Davis-Ramoth School in Selawik. (Photo courtesy of Northwest Arctic Borough School District)

In the village of Selawik, about 90 miles east of Kotzebue, about a fourth of the homes have frozen water pipes. Temperatures are set to be 20 below or colder for the rest of the month in the small community, and local officials are working to make sure residents are maintaining their systems.

Selawik mayor Clyde Ramoth says frozen pipes are a chronic problem due to issues with the initial installation of the above-ground water system. The warming climate isn’t making things any easier.

“With the posts that were built years ago, with the climate change and warm summers, they’re tilting here left and right.

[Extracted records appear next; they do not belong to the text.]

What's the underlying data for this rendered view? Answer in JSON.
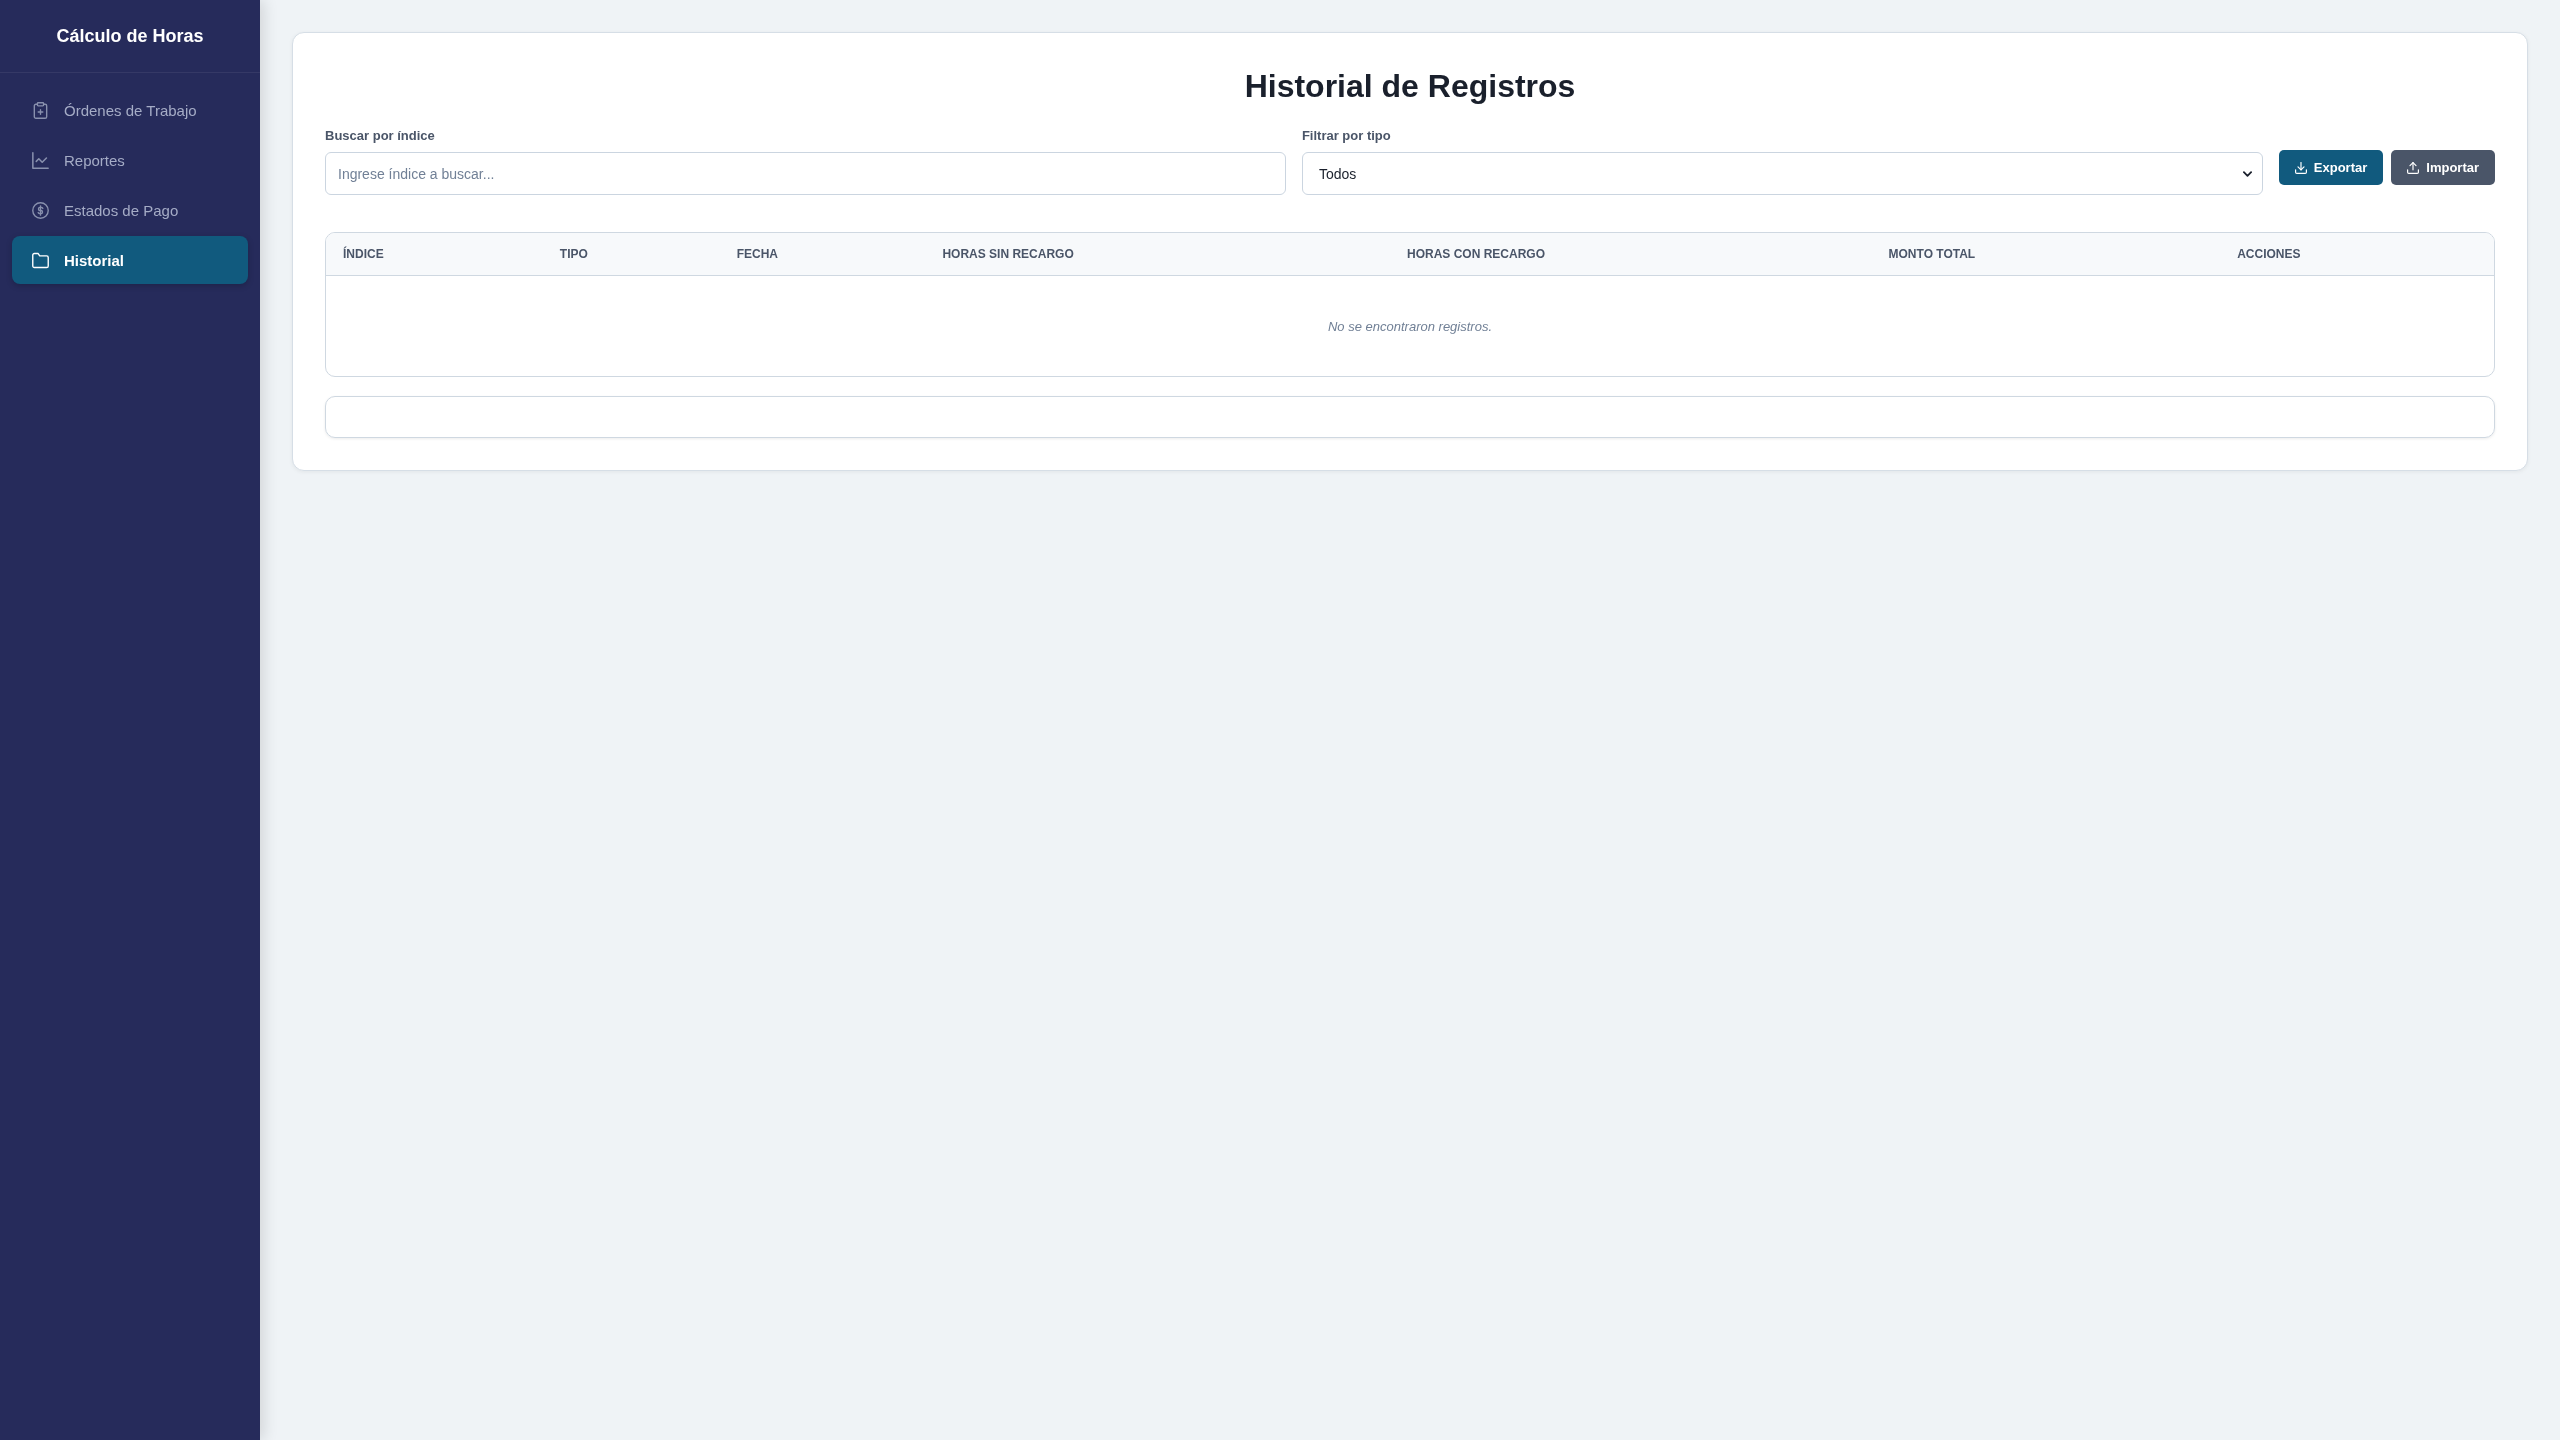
{
  "sidebar": {
    "title": "Cálculo de Horas",
    "items": [
      {
        "label": "Órdenes de Trabajo",
        "selected": false
      },
      {
        "label": "Reportes",
        "selected": false
      },
      {
        "label": "Estados de Pago",
        "selected": false
      },
      {
        "label": "Historial",
        "selected": true
      }
    ]
  },
  "page": {
    "title": "Historial de Registros",
    "search": {
      "label": "Buscar por índice",
      "placeholder": "Ingrese índice a buscar..."
    },
    "filter": {
      "label": "Filtrar por tipo",
      "value": "Todos"
    },
    "buttons": [
      {
        "label": "Exportar",
        "kind": "export"
      },
      {
        "label": "Importar",
        "kind": "import"
      }
    ],
    "table": {
      "columns": [
        "ÍNDICE",
        "TIPO",
        "FECHA",
        "HORAS SIN RECARGO",
        "HORAS CON RECARGO",
        "MONTO TOTAL",
        "ACCIONES"
      ],
      "empty_message": "No se encontraron registros."
    }
  }
}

The heavy plywood boxes are drooping,” Ramoth said. “Last summer, there was a lot of work to get those leveled.”

Ramoth says the sewer system, also above ground, has needed regular repairs too. He says the city is working on getting a grant from the Alaska Native Tribal Health Consortium to help with some of the system’s structural issues.

“We don’t have budget in our Selawik city budget to get additional manpower because funds are dwindling just from unexpected freeze ups,” Ramoth said. “And like I said, if we had those preventative measures, we probably wouldn’t run into this situation.”

Those preventative measures include regular maintenance from the city, as well as keeping residents informed about how to maintain their own water systems. Ramoth says villagers should check their heat tape regularly and always watch for leaks. He says he is constantly reminding locals to read their homeowner’s manual.

“We told people this morning when people walk in, we go on local VHF, we tell them on the phone… do what you can today man, because you just might save your home from freeze-up,” Ramoth said.

He says for a lot of villagers, struggles with heating don’t just stem from ignorance. It can also be a financial issue.

“People may think, they’ll weigh the cost of our AVEC [Alaska Village Electric Cooperative] bill, or do you want a nice hot shower and to wash and dry clothes,” Ramoth said. “So that’s something our locals have to think about.”

Ramoth says he’s hopeful that the money from ANTHC will help to solve some of the more chronic infrastructure problems that the city water system has had for years. In the meantime, he says locals have come up with some ingenious methods for keeping their pipes insulated.

“We have a lot of good folks that do their own thing like wrap the pipes with caribou skin, blanket, tarp and rope right near the box there. Do their own stuff with heaters,” Ramoth said. “The sooner the better is something we request on a daily basis.”

And Ramoth says if you don’t have caribou skin, moose hide works just as well.